Finna has support for OpenID Connect that allows third parties to request user authorization while giving the user control over the process. The user can see what information is being requested and grant or deny the request case by case.
See OpenID Connect Primer for an introduction into OIDC and how the process works.
Instructions and Guidelines
- Please contact firstname.lastname@example.org first.
- The service is only available on agreement.
- Make sure to request only the bare minimum of information you need for required functionality. For instance if you need to know user's age, use the age scope instead of birthdate.

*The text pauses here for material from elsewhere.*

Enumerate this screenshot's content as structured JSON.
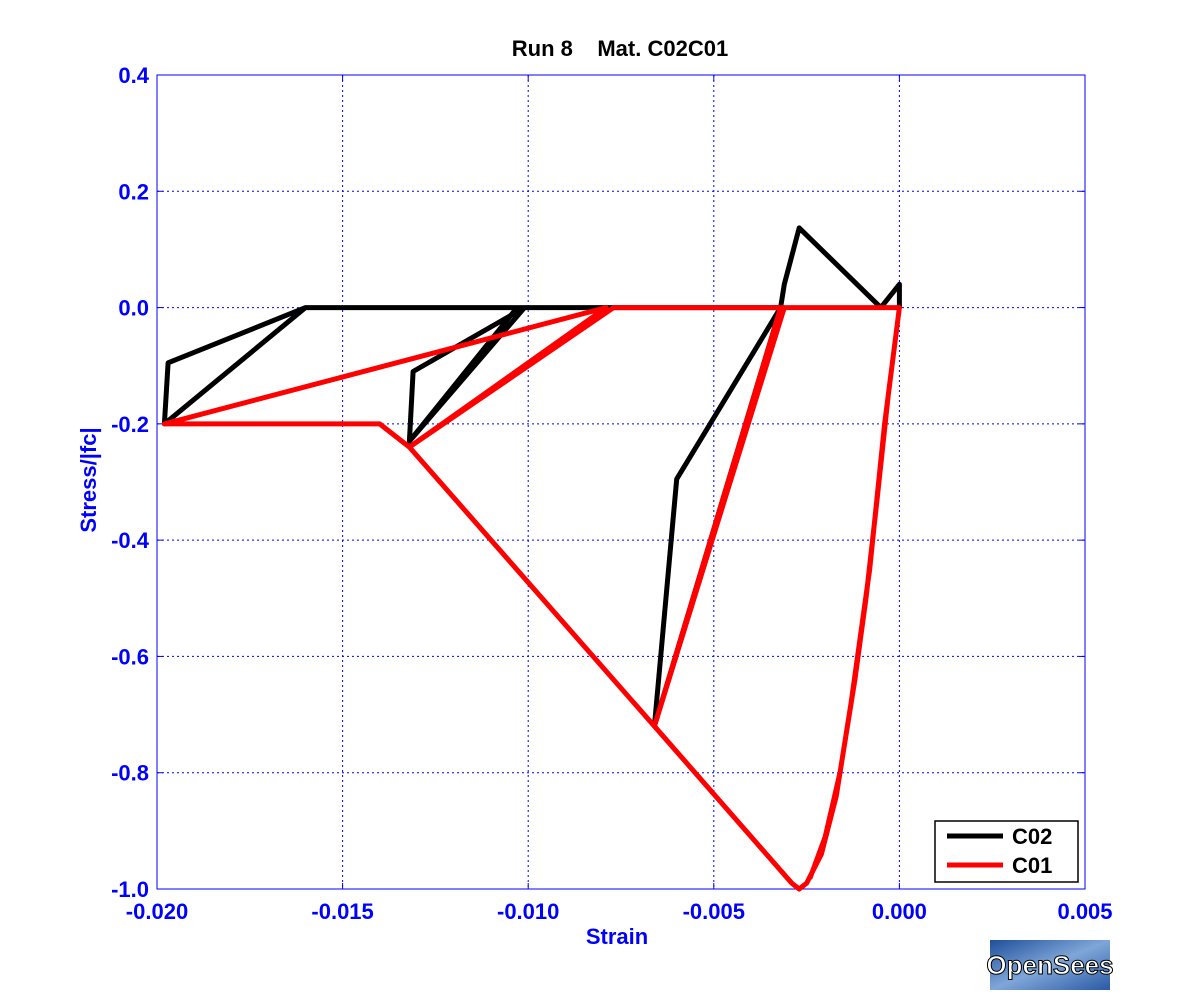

- Please note that Finna consists of different instances for specific audiences. To limit the eligible user accounts, use the OIDC provider of a specific instance instead of finna.fi.
- Server's keys are available at /OAuth2/jwks (e.g. https://www.finna.fi/OAuth2/jwks)
- Authorization endpoint is /OAuth2/Authorize
- Token endpoint is /OAuth2/Token
- User information endpoint is /OAuth2/UserInfo
To use OIDC with Finna, we will need the following information about the client:
|Identifier||Something that properly identifies the client instance. If the service has a single URL for all audiences, it could be just the service name. Otherwise it should include the target audience. Could also be just a random string.|
|Redirect URI||A URL of the client where the user's browser is redirected after authorization||https://coolservice/oauth2/result|
|PKCE support||Whether the client supports PKCE. PKCE is mandatory for non-confidential clients (e.g. in-browser apps)||yes/no|
|Confidentiality||Can the client keep its secrets (runs on a server, is confidential) or not (runs in a browser, is not confidential)||yes/no|
|Shared Secret||A password shared between Finna and the client. This needs to be communicated securely.||ieUmLbwlya1kJLEZgc.ePNTEXuRlhWSgRVS03eyFQUawlzAQg22|
Finna supports the authorization code flow.
The following scopes are available in addition to the standard scopes openid, profile, email, address and phone defined by the OIDC specification:
|id||User's unique identifier in Finna|
|name||User's name (full name, first name, last name)|
|age||User's age calculated from birthdate (see below)|
|birthdate||User's birthdate returned by a library for a library card|
|locale||User's current language|
|block_status||Whether the user has blocks (e.g. a borrowing block) placed for their library card. Possible values are true (blocks set), false (no blocks) or null (status unknown)|
|library_user_id||A unique one-way hash of user's identifier in the library system|
|library_card||User's library card number|
|auth_method||User's primary authentication method|
- Details on the implementation can be found in the VuFind wiki.